Dances with Memories, TOS: S3E3 “The Paradise Syndrome”

Captain Kirk falls in love with a Native American woman in this possibly questionable episode. However, aside from a few unflattering stereotypes, the story is not bad, and it was reasonably well received by audiences. The 60s were a thing, and Kirk embraces his inner flower child in a beautiful wilderness setting. For a character who typically womanizes every new alien of the week, this relationship was a little more well developed and thoughtful.

Kirk, Spock, and McCoy beam down to an Earth-like planet to save it from an asteroid. Why the planet is so Earth-like is not explained, which is one of the episode’s most glaring flaws, but it is innocuous enough to ignore.

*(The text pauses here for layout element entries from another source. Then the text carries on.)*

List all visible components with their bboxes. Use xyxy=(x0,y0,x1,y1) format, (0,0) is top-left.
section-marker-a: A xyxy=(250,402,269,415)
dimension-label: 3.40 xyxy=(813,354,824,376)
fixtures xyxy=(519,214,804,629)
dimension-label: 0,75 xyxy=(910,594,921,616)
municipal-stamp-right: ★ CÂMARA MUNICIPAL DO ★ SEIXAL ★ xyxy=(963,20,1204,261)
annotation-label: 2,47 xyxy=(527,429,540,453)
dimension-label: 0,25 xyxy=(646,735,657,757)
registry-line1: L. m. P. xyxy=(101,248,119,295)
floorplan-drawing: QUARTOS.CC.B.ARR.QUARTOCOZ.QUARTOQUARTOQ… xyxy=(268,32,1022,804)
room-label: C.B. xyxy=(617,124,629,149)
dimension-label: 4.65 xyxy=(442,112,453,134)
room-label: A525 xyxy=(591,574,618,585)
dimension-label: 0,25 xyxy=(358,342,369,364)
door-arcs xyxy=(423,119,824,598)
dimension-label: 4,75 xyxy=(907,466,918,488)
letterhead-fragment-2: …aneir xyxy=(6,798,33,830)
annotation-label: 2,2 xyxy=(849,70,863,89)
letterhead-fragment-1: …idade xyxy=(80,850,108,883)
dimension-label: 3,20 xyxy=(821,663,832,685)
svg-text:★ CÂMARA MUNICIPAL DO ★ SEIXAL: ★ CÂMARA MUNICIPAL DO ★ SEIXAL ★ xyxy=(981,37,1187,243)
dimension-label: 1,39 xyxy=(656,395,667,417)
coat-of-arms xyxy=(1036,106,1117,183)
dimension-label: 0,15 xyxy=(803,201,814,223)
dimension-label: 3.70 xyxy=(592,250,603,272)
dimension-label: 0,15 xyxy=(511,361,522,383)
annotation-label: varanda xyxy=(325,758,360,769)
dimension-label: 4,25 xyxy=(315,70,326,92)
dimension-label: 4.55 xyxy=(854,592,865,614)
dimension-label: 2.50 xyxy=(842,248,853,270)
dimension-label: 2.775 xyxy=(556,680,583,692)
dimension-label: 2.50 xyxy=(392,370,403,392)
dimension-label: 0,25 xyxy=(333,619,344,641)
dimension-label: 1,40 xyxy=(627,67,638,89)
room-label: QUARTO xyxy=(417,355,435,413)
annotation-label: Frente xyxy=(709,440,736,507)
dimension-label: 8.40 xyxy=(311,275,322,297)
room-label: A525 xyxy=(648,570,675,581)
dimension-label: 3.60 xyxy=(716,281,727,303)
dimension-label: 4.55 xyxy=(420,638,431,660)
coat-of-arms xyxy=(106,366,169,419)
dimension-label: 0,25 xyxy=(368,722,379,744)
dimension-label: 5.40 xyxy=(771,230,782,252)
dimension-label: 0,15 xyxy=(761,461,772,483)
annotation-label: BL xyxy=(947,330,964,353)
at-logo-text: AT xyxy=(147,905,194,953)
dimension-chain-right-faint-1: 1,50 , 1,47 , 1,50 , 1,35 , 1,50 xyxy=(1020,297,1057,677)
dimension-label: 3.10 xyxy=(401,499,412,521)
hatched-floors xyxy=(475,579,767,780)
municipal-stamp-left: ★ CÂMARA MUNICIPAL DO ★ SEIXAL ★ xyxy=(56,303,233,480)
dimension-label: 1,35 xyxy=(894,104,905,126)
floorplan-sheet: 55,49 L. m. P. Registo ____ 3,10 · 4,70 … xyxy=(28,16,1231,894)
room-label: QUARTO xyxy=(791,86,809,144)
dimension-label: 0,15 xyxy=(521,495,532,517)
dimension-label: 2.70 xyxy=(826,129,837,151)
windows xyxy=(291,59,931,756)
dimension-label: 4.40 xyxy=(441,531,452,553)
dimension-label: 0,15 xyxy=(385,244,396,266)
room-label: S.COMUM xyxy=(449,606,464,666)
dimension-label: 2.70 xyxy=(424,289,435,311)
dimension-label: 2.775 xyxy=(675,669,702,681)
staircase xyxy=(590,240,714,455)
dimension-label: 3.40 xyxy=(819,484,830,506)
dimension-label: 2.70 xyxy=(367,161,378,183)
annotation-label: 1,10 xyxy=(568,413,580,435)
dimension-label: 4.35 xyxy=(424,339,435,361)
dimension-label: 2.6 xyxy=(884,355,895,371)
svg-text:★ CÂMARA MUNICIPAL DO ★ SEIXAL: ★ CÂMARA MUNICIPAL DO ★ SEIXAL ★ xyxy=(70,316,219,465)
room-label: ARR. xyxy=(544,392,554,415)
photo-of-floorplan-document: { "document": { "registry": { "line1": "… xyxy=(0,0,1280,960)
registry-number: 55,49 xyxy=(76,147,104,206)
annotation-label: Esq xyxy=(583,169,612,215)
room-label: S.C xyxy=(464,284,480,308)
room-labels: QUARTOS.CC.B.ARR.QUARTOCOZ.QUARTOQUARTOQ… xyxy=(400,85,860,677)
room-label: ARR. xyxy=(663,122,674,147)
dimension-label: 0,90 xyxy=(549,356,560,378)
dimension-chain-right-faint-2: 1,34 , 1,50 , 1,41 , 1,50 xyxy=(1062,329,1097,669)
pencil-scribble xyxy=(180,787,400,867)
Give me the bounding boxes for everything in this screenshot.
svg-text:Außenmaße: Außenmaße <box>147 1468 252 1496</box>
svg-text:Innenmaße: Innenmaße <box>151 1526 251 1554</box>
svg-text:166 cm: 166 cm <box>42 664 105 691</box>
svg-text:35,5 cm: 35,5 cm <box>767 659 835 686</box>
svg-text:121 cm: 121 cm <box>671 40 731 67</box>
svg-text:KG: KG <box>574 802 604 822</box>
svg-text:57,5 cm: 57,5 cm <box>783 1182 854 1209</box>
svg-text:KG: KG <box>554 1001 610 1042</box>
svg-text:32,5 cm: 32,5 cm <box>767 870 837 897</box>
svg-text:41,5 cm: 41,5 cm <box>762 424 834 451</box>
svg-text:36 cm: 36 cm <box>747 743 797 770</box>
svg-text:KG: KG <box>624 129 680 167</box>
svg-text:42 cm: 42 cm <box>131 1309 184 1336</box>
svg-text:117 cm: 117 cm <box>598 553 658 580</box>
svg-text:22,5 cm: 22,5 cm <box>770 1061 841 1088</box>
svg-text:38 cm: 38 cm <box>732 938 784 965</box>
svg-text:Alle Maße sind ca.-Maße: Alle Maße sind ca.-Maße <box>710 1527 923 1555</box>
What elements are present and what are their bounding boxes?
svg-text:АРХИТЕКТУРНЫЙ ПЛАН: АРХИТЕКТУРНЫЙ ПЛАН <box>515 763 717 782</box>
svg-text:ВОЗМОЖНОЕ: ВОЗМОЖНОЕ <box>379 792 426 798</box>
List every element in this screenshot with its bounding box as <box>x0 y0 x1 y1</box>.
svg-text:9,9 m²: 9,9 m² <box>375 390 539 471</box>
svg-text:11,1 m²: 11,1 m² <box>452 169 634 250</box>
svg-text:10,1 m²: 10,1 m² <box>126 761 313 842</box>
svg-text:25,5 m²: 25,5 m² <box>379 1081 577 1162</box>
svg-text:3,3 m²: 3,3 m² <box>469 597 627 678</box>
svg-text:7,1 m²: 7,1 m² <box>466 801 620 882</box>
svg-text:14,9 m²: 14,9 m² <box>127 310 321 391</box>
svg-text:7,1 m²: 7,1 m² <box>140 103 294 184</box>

I suspect it had to do with budget. Either way, the three space explorers find a more expensive looking obelisk. The team is distracted by the society who built this monument, descended from Earth’s own Native American tribes, and Kirk is zapped by a mysterious beam after falling into the obelisk. Unable to locate their comrade, Spock and McCoy are forced to return to the ship to tackle the asteroid issue, but Kirk emerges from the tribe’s temple and is mistaken for a god.

The shock to Kirk’s brain gave him a strong case of plot contrivance amnesia, in which the character remembers and forgets exactly what is necessary for the plot. All memory of who he is and how he got there is conveniently missing, but how to perform mouth to mouth resuscitation or the concept of a temple are important enough for the narrative. Pseudo-amnesia aside, the story of aliens sharing their advanced technology with a more primitive people is reminiscent of the cargo cult phenomenon.

Cargo cults are a belief system which forms when an indigenous tribe valuing material wealth comes into contact with a colonial or foreign people who possess and distribute a seemingly unending supply of material goods. The tribe reveres the foreign visitors as superior beings, often enacting rituals and religious practices to call upon the deities and receive more cargo. One of the more well-known examples of these occurred in the Pacific islands during World War II. Many of the indigenous islanders had never seen foreigners before, and vast amounts of factory manufactured military equipment, food, and other supplies were being introduced to them for the first time.

It is understandable that these people would be astounded by the new technology. In the words of Arthor C. Clark, “Any sufficiently advanced technology is indistinguishable from magic.” With no explanation of how machine-made clothing and tools were possible, they would be seen as the work of the gods. When Captain Kirk resuscitated the drowned boy, it must have appeared as if a god was breathing life back into his body. The amnesia-riddled captain was then given a place of honor among the tribe and fell in love with the tribal priestess.

It’s easy to feel superior toward ignorant people if we have the knowledge that they lack. Arthor Clark’s observation works just as well in the reverse: any sufficiently understood magic is indistinguishable from science. If we are familiar with a technological or scientific concept, it would be nothing more to us than the mundane workings of a lawful universe. However, we can sometimes be just as quick to give incomprehensible phenomenon supernatural explanations.

Kirk and crew discover that the tribe was seeded on the planet by an unknown alien race who wanted to preserve rare lineages of humans. Ironically, the obelisk was an asteroid deflector, and its malfunction is what brought the Enterprise to the planet in the first place. It’s interesting that the Native American culture didn’t evolve on the new planet, even though they’ve been there for the same amount of time it took other Starfleet cultures to evolve to their present state. Perhaps the planet was so idyllic, there was no selection pressure compelling the people to invent new technology. They were content with keeping the secrets of their origins mysterious and holy. When aliens did visit, they were treated as the advanced beings they were. Even though the Enterprise crew were not the ‘aliens’ who seeded the tribes, the tribal belief was still technically correct.